I have never seen a picture of my father — we kept no photograph after he left so I could not see it for myself — but everyone in St. Andrews East said I was his spitting image. They were careful about saying it, not wanting to upset Grandmother, but sometimes it slipped out. Archie Osborne, the town doctor, said it almost every time he saw me. And I was keenly aware that I looked nothing like Laure, who was blue-eyed and fair, with the delicate bone structure of the White family women. My skin was like a gypsy’s, and my body stocky and squat. The ladies who came for tea at the Priory always remarked how pretty Laure was. It was hard not to, she looked so much like an angel wit
h her flowing, corn-silk hair. When they realized I was in the room, serving lumps of sugar, an embarrassed silence followed. “Agnes is so intelligent,” they would add, trying miserably to make amends.
My intelligence, it was generally assumed, also came from my father — bookishness, an unfortunate trait for a girl, especially one who is not nice to look at. Grandmother’s theory was that I spent so much time reading I’d ruin my eyes. I did not believe her because she herself had bad eyes and the only book she ever opened was the Bible, and then only once a week, on Sunday.
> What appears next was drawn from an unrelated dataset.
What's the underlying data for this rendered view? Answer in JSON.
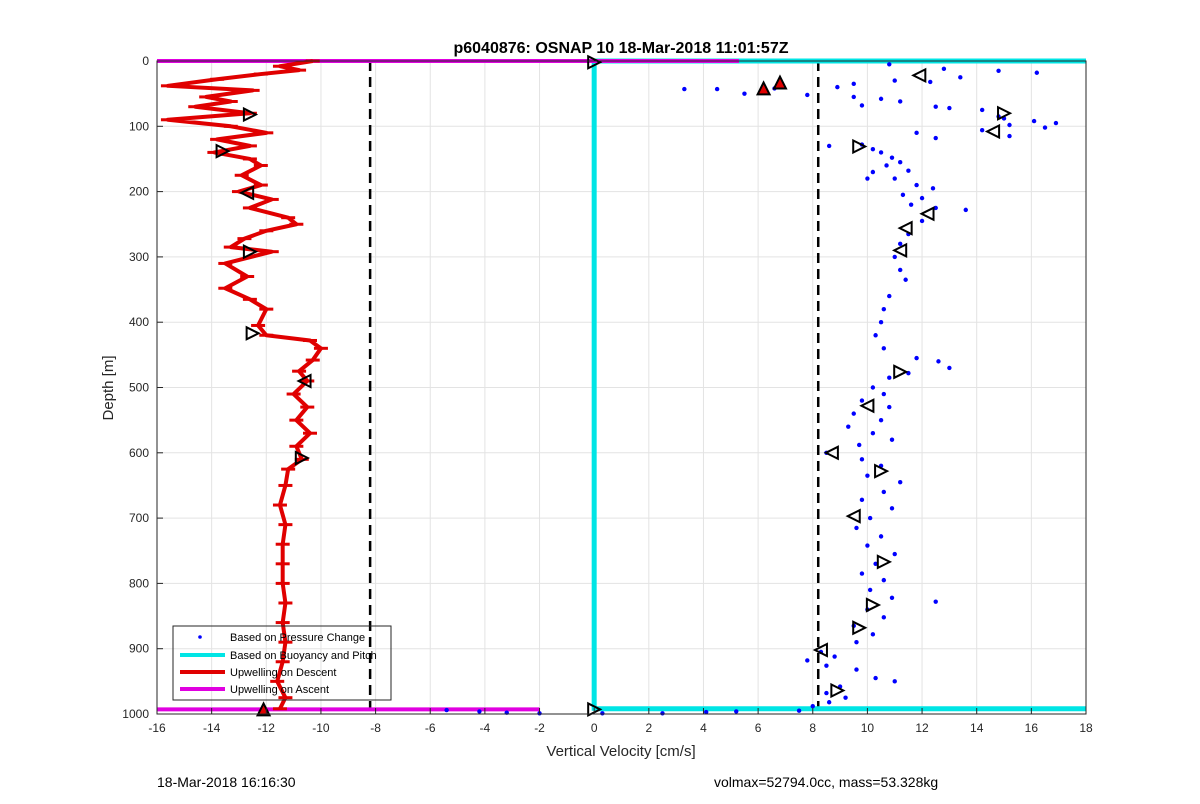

Grandmother believed my father was a murderer. She never said as much; in fact, she avoided all mention of him after he left. It was as if he had died, just like my mother. Grandmother even went so far as to change our name. Two years after my father disappeared, and several months after Mother’s funeral, Laure and I officially dropped Bourret and became Whites, and the accent was dropped from Agnès so that I became Agnes. My grandmother became our legal guardian.
The squirrel was just too much for her. I only realized it after the fact or I would have been more careful, performing the dissection in the woods, where neither she nor Laure would ever have looked. It was like a sign that all my grandmother’s efforts to guide me, to provide me with a decent Christian home and name had been for naught. Nothing could change the fact that I was a squat, dark person with a foreign brain and foreign ways. For what was a thirteen-year-old girl doing out in the barn on one of the coldest days of January slicing open a squirrel?
Bourret derives from the French word bourreau, which, strictly speaking, means “executioner.” In Quebec, however, it has other idiomatic uses. There is bourreau des coeurs, “lady-killer.” And bourreau d’enfants, “batterer of children.” In the case of my father’s family the name was prophetic. His youngest sister, Marie, was found battered to death and drowned on the shore of the Ottawa River, not far from the family’s home in Rigaud, about a day’s drive west of Montreal. It turned out, however, that the girl had actually been living in Montreal, in the attic of our home, for months before her death, although no one besides my parents and me had known this.